I cannot tell you how many times I have heard people tell
young lovers to “just wait until you have your first fight” normalizing fights
as something that should be expected.
People fight to win leaving a bloody trail behind them! They take a
position, a belief, and dig their feet in, using whatever ammunition they can
find to make their case. And now couple
expect to have fights; it’s OK to fight, but…
Words! Ugly words
dredging up past failures, past errors in judgment are hurled at each other
like sharpened knives, like the piercing point of an arrowhead. Those words which really carry curses, like you
always or you never zing though the air into your mate’s heart, digging
deep scars, words recorded to burnish the edges and the shine from the words of
love you once pledged.
Wives, you must count the cost of every word you say because
you cannot unsay them; you cannot take them back. Oh yes, you can, and should, apologize, but
no pile of apologies can ever erase hurtful words from his memory. Those jabs, those
bloody wounds leave behind scars, echoes, and I think they become tools the
evil one can and will use to discourage and defeat husbands. And after a while, as the pain accumulates,
the love and commitment becomes a memory buried under words which have become
evidence of rejection, disrespect, and, yes, hate.
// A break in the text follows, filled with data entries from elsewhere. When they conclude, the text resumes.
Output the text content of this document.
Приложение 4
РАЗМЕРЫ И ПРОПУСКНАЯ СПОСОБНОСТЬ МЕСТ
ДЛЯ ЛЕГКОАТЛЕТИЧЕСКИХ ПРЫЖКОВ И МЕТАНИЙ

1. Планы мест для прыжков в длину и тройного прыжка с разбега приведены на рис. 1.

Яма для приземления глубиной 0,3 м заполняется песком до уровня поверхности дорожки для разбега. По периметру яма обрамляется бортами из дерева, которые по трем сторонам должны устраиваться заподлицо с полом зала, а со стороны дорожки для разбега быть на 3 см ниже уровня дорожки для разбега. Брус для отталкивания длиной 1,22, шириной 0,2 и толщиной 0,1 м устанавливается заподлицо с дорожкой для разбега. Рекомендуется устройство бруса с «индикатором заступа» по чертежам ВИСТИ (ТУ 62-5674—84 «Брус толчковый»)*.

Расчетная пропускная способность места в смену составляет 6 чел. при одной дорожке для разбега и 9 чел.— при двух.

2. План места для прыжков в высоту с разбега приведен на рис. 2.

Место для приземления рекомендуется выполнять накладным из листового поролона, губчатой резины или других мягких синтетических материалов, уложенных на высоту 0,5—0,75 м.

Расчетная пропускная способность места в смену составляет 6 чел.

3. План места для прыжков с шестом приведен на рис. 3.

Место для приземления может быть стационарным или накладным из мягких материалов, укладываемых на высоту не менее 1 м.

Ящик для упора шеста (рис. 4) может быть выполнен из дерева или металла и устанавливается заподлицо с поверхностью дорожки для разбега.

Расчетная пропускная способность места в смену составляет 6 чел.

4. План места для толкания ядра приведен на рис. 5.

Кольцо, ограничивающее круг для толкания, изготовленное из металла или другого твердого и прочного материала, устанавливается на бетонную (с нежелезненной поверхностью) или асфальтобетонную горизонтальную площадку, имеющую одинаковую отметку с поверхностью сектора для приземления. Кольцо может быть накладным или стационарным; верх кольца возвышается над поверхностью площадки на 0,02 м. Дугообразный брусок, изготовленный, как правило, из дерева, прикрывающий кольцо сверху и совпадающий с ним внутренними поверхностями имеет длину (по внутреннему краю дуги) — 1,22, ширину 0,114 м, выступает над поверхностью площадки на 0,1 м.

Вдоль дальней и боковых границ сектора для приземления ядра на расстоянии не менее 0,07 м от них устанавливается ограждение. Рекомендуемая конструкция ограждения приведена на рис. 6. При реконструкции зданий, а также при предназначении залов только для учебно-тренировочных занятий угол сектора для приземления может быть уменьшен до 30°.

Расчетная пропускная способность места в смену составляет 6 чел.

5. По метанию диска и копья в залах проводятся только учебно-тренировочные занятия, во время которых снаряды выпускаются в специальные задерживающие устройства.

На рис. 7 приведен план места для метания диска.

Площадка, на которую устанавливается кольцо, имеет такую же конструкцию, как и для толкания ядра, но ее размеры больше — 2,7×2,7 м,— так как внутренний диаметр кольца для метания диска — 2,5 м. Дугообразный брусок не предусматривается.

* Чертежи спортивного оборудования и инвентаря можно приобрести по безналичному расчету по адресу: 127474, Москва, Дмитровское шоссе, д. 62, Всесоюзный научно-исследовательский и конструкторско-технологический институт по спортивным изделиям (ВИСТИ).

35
Does that mean we should stifle any ideas that might be in
conflict with his? No! But we must remember to lace our
communication with love. We can find
ways to share our ideas in such a way that they are received as helpful, not
hurtful. True confession, I used to
think it would be helpful if I tried to explain why someone might have said something
hurtful to my husband, sometimes the words or behaviors were not aimed at my
husband, but he absorbed them… He interpreted my trying to explain how the
other person could think that as my defending the other person and my agreeing
with the other person. I am so grateful
that he told me that was how he felt.
There was no fight. Instead there was communication, especially helpful
communication about behaviors I could change.
Last night I used bacon bits in green beans, a disaster!!! Don’t do it.
They swelled up into moist bit of soy, ugly. He ate them graciously, but after dinner, he
suggested very kindly that I might not want to use bacon bits again. And, instead of being crushed that I had
failed so monumentally – they really were bad – I thanked him and reassured him
that I wanted to know what he liked, and didn’t like because I wanted to please
him.
I read an article years ago about “counting the cost of your
no’s,” a NO not always being the use of the word no, but taking the opposite
position, and I pass it on to you now.
Before you speak, listen through his ears. Think about what it would be like to be on
the receiving end of those remarks, and make love, not war.